Je hoche la tête. Quand il me fait signe qu’il faut y aller, je suis incapable de me lever. Il vient à mon aide, me soutient. Le soleil m’éblouit et c’est presque les yeux fermés que je m’installe à l’arrière d’une voiture. Le conducteur m’adresse un rapide sourire dans le rétroviseur. Impossible pour moi de lui répondre. Je me recroqueville sur la banquette, la tête posée, plus que lasse, sur la vitre. Il me tarde de retrouver Alex… Ses bras, sa protection…
Mais pas de lui apprendre comment son frère est mort…
La route me semble durer une éternité. J’entends les deux hommes discuter à l’avant, passer des appels. Je suis comme anesthésiée. Je ne pense plus. Je n’ai que l’image de Stan et de Mila devant les yeux. Et à chaque fois que je pense à la façon dont on lui a enlevé son père, les larmes coulent.
– J’ai une bonne nouvelle, me lance mon garde du corps en se tournant vers moi. Votre fille et votre amie sont déjà arrivées.
– Elles vont bien ? lui demandé-je aussitôt en me redressant.
– Ça va. Votre amie a trouvé une excuse pour expliquer à votre fille pourquoi elle partait avec notre équipe. Mais…
– Mais ? relevé-je, sentant l’angoisse chasser le soulagement.
– Votre fille… Vous devez certainement vouloir la préserver de tout ça. Vu votre état, je vous déconseille de vous montrer pour le moment.
– Oui… C’est vrai… Est-ce qu’on peut s’arrêter quelque part pour que je puisse… arranger ça ?
Le conducteur me fait un signe de tête. Savoir ma fille en sécurité me procure un regain d’énergie. De force aussi. Le garde du corps à raison, je ne veux pas qu’elle me voie aussi dévastée. Elle doit déjà suffisamment s’interroger sur cette escapade imprévue et le lieu inconnu où elle se trouve.
Dans une station-service, je passe de l’eau froide sur mon visage. Mon reflet est effrayant. J’ai les yeux gonflés de larmes, mon regard me fait peur… J’achète de quoi estomper les poches sous mes yeux et masquer mes traits tirés. Le résultat n’est pas impeccable, mais si je souris, Mila n’y verra que du feu.
Ne penser qu’à Mila, à son confort. À la rassurer. Le reste, plus tard. Je dois être forte, pour elle !
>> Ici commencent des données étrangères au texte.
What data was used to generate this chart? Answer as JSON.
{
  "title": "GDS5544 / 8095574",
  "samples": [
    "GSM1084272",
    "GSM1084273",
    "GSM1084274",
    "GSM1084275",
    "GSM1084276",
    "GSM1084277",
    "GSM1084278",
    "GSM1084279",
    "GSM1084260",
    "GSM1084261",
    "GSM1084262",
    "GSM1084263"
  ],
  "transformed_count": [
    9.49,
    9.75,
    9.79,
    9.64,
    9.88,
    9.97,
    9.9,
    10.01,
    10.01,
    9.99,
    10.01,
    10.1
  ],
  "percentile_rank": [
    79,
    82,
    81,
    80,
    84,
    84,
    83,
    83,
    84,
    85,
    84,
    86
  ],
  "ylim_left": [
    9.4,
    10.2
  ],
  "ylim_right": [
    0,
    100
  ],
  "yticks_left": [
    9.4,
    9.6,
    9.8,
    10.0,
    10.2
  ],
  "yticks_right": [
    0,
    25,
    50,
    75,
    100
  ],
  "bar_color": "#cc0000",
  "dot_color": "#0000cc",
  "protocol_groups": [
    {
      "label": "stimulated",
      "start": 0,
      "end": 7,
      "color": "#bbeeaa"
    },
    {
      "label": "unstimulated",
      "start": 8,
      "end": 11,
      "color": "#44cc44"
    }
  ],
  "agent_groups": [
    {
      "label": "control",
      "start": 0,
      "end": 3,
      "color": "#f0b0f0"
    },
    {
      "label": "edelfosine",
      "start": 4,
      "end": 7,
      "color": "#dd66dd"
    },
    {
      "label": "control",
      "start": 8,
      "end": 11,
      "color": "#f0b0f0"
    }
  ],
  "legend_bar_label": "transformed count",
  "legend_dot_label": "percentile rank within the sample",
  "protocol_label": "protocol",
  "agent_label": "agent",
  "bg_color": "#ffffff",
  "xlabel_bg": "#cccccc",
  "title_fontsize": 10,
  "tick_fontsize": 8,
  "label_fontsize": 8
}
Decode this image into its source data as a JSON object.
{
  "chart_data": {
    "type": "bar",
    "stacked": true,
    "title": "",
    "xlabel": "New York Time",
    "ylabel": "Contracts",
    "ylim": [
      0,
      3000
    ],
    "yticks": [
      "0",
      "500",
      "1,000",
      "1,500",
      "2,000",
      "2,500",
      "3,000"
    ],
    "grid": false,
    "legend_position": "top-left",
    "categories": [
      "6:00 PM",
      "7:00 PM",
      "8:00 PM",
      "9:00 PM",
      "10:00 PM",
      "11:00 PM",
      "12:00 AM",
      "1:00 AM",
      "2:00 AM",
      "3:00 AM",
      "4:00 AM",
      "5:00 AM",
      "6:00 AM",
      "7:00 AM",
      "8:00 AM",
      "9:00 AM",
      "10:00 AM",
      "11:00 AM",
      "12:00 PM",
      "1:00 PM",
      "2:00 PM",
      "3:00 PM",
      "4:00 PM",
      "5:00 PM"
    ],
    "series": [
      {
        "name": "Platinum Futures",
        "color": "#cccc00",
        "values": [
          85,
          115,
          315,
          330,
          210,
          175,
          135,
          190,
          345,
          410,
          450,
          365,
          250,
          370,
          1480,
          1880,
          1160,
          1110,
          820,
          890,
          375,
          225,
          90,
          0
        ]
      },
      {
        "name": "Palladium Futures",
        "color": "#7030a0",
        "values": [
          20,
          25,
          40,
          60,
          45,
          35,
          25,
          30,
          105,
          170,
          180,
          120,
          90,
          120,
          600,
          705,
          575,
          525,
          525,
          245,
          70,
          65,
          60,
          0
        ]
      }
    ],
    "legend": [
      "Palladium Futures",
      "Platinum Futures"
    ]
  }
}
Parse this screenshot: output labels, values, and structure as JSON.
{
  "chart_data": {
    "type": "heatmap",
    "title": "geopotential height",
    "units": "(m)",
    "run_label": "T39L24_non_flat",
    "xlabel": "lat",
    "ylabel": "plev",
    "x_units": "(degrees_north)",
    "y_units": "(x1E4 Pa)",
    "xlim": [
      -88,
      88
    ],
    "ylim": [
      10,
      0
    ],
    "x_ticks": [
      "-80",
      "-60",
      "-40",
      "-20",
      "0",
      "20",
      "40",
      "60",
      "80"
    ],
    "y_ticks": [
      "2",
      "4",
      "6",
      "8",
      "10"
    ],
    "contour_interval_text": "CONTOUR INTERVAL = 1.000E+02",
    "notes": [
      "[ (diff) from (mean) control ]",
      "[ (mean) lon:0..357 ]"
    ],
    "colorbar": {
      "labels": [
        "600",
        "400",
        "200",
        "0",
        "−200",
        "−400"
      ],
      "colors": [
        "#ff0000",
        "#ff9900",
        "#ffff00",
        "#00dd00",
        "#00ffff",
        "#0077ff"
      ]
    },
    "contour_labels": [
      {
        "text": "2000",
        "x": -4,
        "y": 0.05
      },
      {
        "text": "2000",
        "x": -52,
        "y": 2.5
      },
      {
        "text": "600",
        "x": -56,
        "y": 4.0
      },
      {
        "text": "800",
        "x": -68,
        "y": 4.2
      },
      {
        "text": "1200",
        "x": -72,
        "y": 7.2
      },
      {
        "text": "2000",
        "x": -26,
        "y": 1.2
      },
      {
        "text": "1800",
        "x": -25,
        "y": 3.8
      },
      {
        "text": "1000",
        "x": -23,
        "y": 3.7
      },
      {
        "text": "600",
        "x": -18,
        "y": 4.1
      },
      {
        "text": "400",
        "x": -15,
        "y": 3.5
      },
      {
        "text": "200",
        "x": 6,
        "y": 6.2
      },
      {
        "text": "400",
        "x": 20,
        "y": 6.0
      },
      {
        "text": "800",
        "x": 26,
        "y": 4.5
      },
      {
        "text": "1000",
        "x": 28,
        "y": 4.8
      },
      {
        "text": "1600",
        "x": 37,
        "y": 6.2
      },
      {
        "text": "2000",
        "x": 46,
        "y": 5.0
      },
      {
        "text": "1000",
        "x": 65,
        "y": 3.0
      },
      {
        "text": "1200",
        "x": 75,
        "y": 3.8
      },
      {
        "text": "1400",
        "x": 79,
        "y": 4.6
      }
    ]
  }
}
Je me mords la lèvre en pensant qu’un jour je devrai lui parler des circonstances de la mort de son père.
Plus tard !
Je me redresse, souffle plusieurs fois. Je ne sais pas où je puise cette force, sans doute dans la colère qui commence à gronder quelque part en moi.
Bishop… Ses mensonges, son hypocrisie à mon égard…
– C’est bon, on peut y aller ! lancé-je à mon garde du corps en sortant des toilettes, d’une voix ferme et déterminée qui me surprend moi-même. Vous avez eu des nouvelles de mes parents ?
– Les équipes n’ont rien signalé mais elles sont en alerte.
Alex a dû les appeler, pour les prévenir de renforcer la sécurité. Quand il saura pourquoi…
Je me souviens encore quand je lui ai parlé du suicide de Stan. Il ne savait rien à son retour de Russie. Maintenant, je vais lui dire que les frères Bishop ont orchestré tout ça.
Bishop… Le meurtre de Joanne Perkins… L’animosité entre eux… Je commence à comprendre… Et des tonnes de questions viennent chasser les anciennes.